Мужичонка хихикнул в кулак.
– Специальность… Чудак ты, паря… Специальность моя самая большая, все могу: и швец, и жнец, и на дуде игрец; семеро наваливай – один тащи. В колхозе, сынок, специальностей много, и все их нужно уметь: и жать, и косить, и воз навить. В полеводческой бригаде я, а сейчас вот председатель послал в город кое-что закупить.

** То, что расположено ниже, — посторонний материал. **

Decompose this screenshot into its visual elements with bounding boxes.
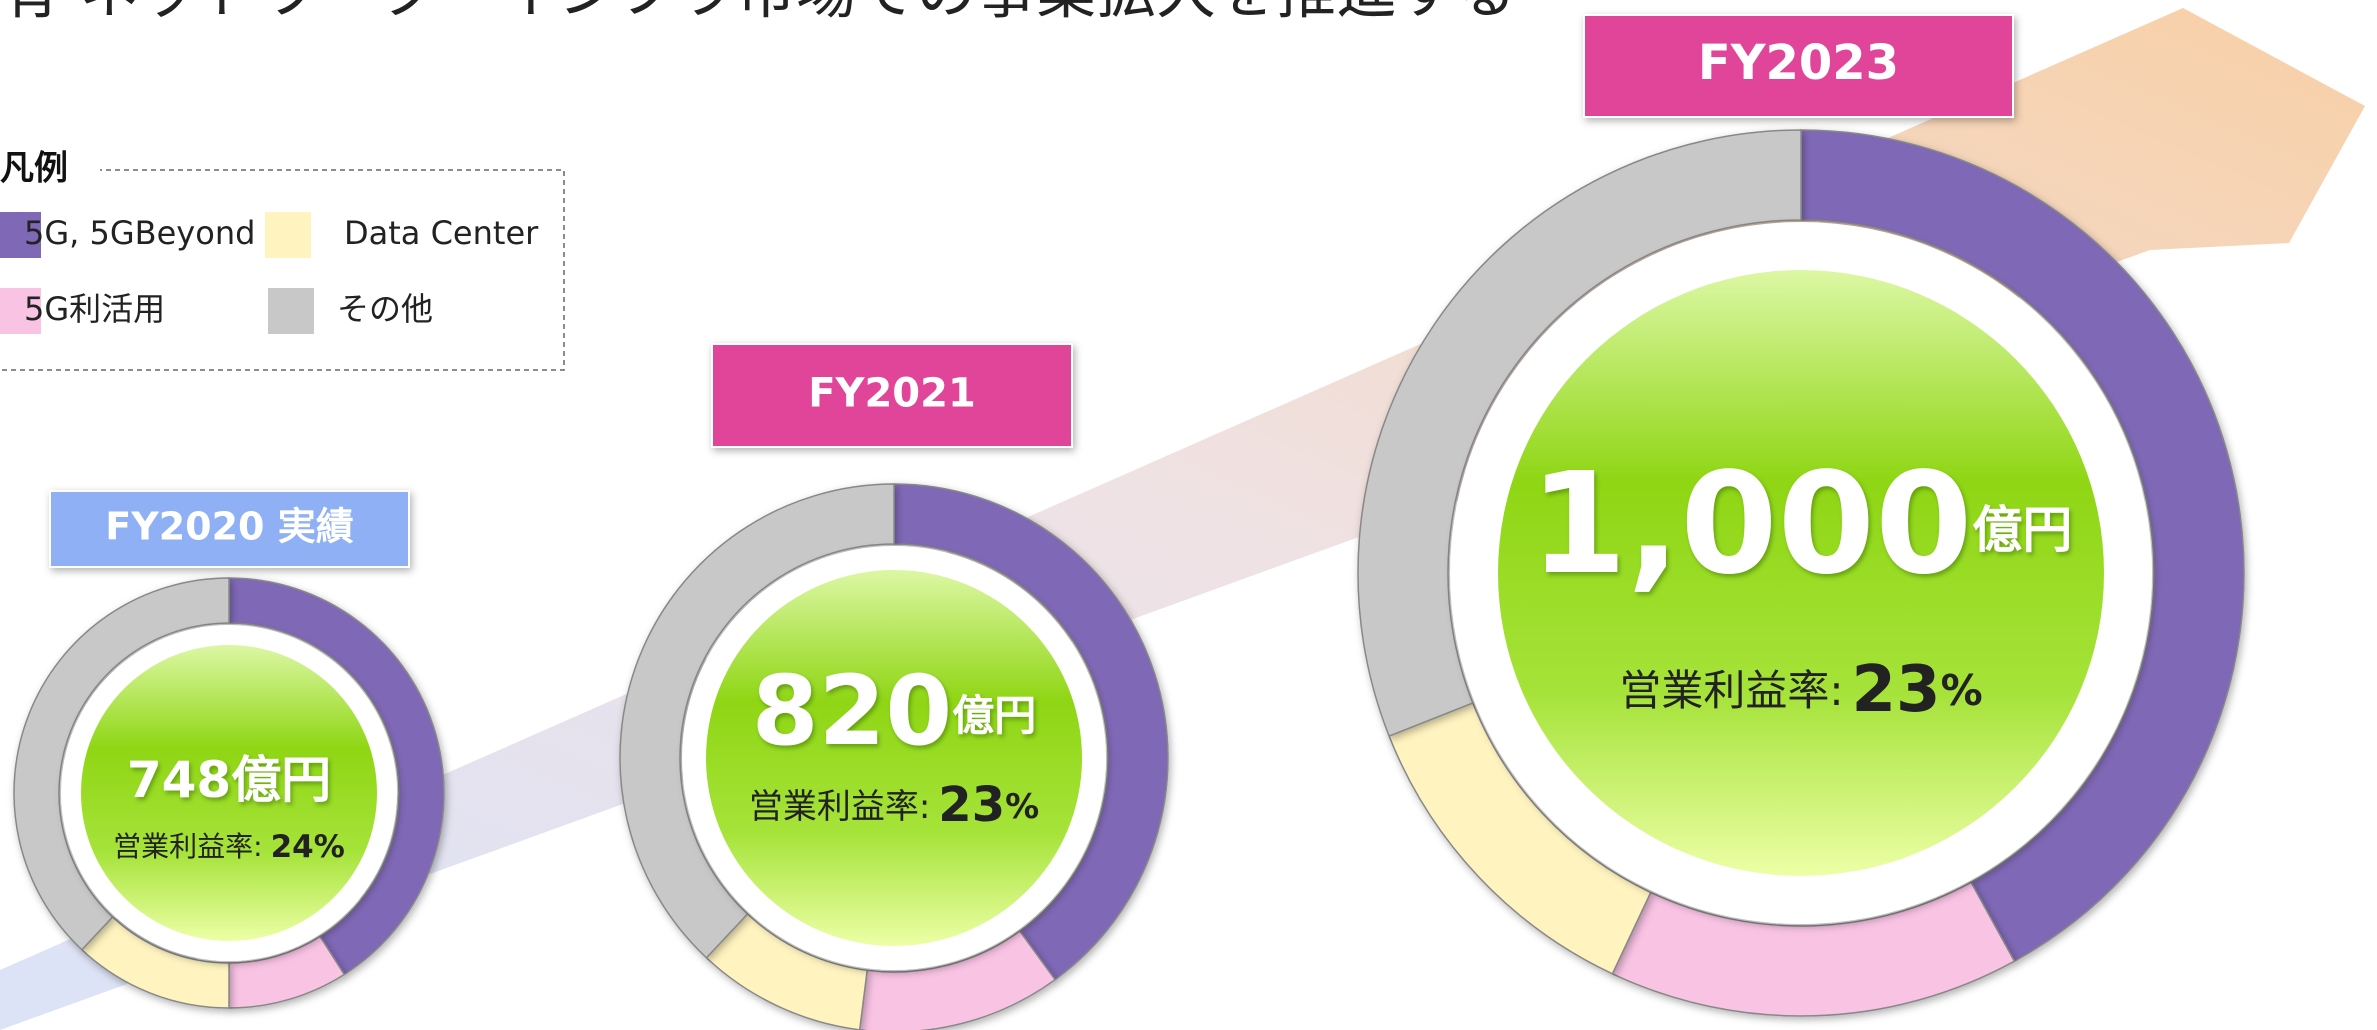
margin-label: 営業利益率: <box>749 787 930 827</box>
center-unit: 億円 <box>1972 501 2072 559</box>
legend-label: Data Center <box>344 214 539 252</box>
center-unit: 億円 <box>231 751 331 809</box>
year-label: FY2020 実績 <box>105 505 353 549</box>
slide: 有 ネットワーク・インフラ市場での事業拡大を推進する 凡例 5G, 5GBeyo… <box>0 0 2377 1030</box>
slide-title: 有 ネットワーク・インフラ市場での事業拡大を推進する <box>0 0 1516 28</box>
legend-label: 5G, 5GBeyond <box>24 214 255 252</box>
year-label: FY2021 <box>808 371 976 417</box>
center-number: 820 <box>752 655 952 767</box>
center-number: 748 <box>127 751 231 809</box>
margin-value: 23 <box>1852 653 1941 727</box>
center-unit: 億円 <box>952 691 1036 740</box>
legend-label: その他 <box>337 290 433 328</box>
center-number: 1,000 <box>1530 443 1973 606</box>
margin-label: 営業利益率: <box>1619 666 1843 715</box>
legend-swatch <box>265 212 311 258</box>
margin-value: 24 <box>271 829 314 865</box>
page: {"title": "有 ネットワーク・インフラ市場での事業拡大を推進する", … <box>0 0 2377 1030</box>
legend-swatch <box>268 288 314 334</box>
margin-unit: % <box>1005 787 1039 827</box>
legend-box <box>0 170 564 370</box>
margin-text: 営業利益率: 24% <box>113 829 345 865</box>
margin-unit: % <box>1941 666 1983 715</box>
legend: 5G, 5GBeyond Data Center 5G利活用 その他 <box>0 212 539 334</box>
margin-unit: % <box>314 829 345 865</box>
margin-value: 23 <box>938 777 1005 833</box>
year-label: FY2023 <box>1698 35 1899 91</box>
legend-label: 5G利活用 <box>24 290 165 328</box>
margin-label: 営業利益率: <box>113 830 262 863</box>
center-value: 748億円 <box>127 751 331 809</box>
legend-title: 凡例 <box>0 149 68 189</box>
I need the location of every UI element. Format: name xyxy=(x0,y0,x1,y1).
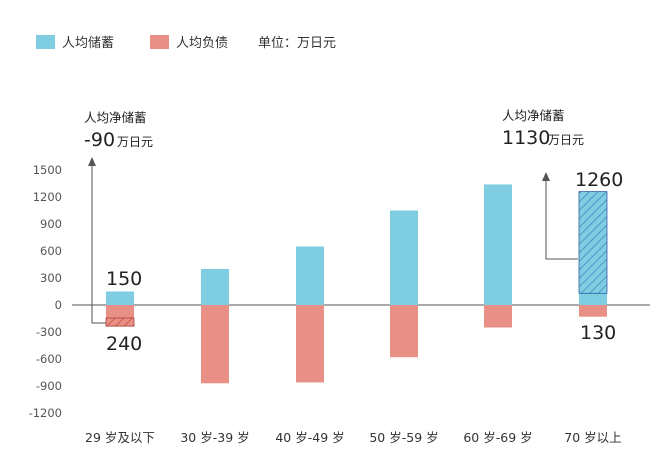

Дмитрий слез с полки, вышел в тамбур. Свесившись в открытое окно, он подставил голову свистящему ветру. Левую щеку секла мелкая угольная крошка, летящая из трубы паровоза. В эту минуту ему хотелось, чтоб сильнее обжигала щеку угольная сечка. Но вскоре подъем кончился, и паровоз, размеренно стуча рычагами, легко повел состав, попыхивая сизой дымкой в знойное, без единого облачка сибирское небо. Впереди, насколько хватал глаз, растянулась Барабинская степь с зелеными островками березовых колков. Дальше пошли мелкие озера, поросшие камышом.
Несметные сокровища! Миллионы тонн высококалорийного торфа притаились под зеленым пушком камыша и осоки и ждут хозяйских рабочих рук.
Слева зеленел рям – так местные жители называют сосновый лесок, растущий на торфяных болотах. Ветер доносил запах багульника, отдающий густой смолкой и спиртом.
Говорят, когда цветет багульник, змеи из ряма выползают, не переносят терпкого запаха.
Вот показалась вдали башня водокачки, мимо которой Дмитрий в детстве ходил чуть ли не каждый день на озеро. Сейчас ее побелили.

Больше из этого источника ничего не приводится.